In a rap video placed on the Internet, a Lebanese man living in Berlin chants: "Kill every Jewish pig, the Jahudis are unclean. They should all die and they aren't worth our tears. Arabs like us rule." Within a few weeks, his video, which translates Hezbollah's and Hamas's universes of hatred into a form more accessible to youth, had provoked hundreds of comments, most of them enthusiastic.
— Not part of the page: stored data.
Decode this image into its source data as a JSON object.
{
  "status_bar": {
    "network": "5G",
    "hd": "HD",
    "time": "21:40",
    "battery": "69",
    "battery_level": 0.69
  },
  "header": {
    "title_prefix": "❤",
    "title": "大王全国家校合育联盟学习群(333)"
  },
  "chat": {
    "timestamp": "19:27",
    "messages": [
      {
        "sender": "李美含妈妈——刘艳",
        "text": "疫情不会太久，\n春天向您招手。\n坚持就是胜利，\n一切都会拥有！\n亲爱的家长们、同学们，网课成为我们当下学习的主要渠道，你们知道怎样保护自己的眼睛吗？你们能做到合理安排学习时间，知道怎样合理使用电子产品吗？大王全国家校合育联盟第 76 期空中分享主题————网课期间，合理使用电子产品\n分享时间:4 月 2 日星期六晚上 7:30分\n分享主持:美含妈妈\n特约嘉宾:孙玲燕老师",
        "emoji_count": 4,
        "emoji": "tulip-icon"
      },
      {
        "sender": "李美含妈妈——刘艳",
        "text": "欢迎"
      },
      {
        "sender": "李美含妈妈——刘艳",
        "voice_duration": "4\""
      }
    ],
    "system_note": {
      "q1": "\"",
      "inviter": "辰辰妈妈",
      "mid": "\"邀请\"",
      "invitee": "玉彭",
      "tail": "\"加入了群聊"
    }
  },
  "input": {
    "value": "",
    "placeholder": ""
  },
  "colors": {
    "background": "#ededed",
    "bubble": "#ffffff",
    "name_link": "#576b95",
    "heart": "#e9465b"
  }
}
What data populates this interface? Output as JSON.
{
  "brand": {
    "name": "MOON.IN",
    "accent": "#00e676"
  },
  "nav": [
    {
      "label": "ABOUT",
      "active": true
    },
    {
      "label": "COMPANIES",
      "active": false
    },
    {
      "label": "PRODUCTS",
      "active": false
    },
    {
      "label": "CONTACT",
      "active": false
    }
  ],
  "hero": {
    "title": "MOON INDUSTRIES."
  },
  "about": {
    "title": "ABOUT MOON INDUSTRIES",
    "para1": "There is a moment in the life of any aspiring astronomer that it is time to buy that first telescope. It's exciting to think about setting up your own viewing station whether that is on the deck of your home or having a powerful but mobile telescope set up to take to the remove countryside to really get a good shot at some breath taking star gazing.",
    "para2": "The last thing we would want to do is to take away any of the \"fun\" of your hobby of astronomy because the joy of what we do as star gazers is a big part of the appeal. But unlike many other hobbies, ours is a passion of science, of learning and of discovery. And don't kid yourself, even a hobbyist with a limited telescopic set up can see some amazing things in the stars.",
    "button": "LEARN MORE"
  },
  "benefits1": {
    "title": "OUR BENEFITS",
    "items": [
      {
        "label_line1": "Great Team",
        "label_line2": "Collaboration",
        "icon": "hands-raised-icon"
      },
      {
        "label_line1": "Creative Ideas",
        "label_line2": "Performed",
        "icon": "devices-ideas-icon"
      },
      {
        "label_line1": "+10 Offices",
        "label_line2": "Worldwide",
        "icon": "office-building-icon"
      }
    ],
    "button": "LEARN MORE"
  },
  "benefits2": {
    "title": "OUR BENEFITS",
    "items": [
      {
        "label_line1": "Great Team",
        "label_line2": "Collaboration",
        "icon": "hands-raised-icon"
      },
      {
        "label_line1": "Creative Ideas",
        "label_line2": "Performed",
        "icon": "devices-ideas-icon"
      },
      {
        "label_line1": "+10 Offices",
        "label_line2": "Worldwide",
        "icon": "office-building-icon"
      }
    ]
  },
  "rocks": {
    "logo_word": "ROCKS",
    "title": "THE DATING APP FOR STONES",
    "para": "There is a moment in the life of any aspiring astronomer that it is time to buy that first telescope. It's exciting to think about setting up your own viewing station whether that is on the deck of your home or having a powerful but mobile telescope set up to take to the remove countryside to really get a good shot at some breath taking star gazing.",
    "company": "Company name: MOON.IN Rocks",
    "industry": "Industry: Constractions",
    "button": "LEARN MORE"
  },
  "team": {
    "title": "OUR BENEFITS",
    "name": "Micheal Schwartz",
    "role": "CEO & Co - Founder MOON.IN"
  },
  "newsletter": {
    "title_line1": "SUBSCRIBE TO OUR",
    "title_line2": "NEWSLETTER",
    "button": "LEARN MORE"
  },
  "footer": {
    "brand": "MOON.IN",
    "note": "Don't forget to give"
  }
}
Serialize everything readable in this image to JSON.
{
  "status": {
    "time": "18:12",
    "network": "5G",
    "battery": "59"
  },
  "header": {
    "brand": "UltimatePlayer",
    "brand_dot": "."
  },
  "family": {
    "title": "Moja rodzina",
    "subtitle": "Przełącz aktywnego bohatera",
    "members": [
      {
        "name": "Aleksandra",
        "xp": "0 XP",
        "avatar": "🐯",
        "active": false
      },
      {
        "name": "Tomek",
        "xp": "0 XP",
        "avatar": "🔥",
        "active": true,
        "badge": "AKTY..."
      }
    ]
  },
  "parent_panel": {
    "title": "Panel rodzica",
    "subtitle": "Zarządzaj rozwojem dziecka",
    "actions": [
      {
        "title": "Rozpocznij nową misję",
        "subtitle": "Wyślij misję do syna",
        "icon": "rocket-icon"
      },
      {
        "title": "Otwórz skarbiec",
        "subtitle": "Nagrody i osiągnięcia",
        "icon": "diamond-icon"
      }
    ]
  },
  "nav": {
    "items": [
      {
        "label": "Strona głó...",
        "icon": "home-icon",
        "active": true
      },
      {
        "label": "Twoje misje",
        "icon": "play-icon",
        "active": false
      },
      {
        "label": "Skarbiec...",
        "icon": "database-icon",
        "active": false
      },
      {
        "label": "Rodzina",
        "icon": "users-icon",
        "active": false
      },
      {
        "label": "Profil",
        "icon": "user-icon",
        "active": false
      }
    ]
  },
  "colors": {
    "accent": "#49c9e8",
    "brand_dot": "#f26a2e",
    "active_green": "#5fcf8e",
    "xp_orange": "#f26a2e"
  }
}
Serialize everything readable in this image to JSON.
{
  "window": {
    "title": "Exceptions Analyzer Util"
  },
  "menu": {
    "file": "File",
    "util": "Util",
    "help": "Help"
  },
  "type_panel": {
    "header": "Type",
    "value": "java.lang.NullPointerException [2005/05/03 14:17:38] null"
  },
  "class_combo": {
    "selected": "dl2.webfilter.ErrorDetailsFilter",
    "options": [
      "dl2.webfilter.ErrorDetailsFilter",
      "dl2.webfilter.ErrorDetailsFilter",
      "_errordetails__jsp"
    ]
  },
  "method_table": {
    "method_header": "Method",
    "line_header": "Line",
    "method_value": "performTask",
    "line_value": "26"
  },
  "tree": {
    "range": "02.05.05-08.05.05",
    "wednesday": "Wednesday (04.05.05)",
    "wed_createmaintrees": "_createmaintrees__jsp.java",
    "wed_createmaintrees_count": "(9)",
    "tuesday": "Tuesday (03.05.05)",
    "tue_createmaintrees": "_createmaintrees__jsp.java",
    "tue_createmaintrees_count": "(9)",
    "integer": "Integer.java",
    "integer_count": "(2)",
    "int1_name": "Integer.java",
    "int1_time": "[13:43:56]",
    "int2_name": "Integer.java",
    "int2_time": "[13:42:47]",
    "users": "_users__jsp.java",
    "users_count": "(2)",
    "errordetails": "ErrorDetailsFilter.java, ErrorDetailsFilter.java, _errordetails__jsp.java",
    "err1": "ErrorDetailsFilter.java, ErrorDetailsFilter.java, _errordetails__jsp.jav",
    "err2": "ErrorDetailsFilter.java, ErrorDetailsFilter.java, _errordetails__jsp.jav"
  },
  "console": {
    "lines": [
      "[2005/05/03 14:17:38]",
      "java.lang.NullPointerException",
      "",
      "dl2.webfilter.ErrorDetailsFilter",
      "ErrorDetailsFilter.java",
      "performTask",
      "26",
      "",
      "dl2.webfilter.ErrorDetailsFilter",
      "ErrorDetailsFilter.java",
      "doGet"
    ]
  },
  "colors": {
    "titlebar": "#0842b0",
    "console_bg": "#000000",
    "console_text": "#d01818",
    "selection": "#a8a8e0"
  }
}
But one criticism of the German-language hip hop scene -- that such statements no longer provoke a scandal -- also applies to the German public at large. While the anti-Semitism coming from the extremist right wing attracts attention, and for good reason, there is too little awareness of anti-Semitism articulated by Muslims. For some, hatred of Jews is as much a part of the Middle Eastern world as water pipes and mosques. Others say nothing because they see Muslims mainly as victims. Still others gloss over Islamic anti-Semitism as an understandable reaction to the Middle East conflict, while organizations like the Left Party even see potential common ground with the Islamist movement.

In 2003, the German Interior Ministry banned Hizb ut-Tahrir, an Arab anti-Semitic organization, and in 2005 it ordered Yeni Akit, a Turkish anti-Semitic publishing house, to shut down. And in 2007, the Interior Ministry supported projects to combat anti-Semitism among Muslim youth. But the Foreign Ministry has consistently undermined all of these efforts by accepting the importation of anti-Semitic propaganda through Saudi Arabian and Egyptian satellite broadcasters.

Meanwhile, a rabbit named Assud has replaced Mickey Mouse on Hamas's children's program. "Why is your name Assud (lion) if you are a rabbit?" a girl asked in the broadcast on Feb. 8, 2008. "Because I, Assud, will clean up the Jews and devour them." The girl nodded in agreement, and said: "May Allah's will be done."

Hamburg political scientist Matthias Küntzel, 53, is a member of the board of directors of Scholars for Peace in the Middle East. His recent book "Islamic anti-Semitism and German Politics," was recently published by LIT Verlag.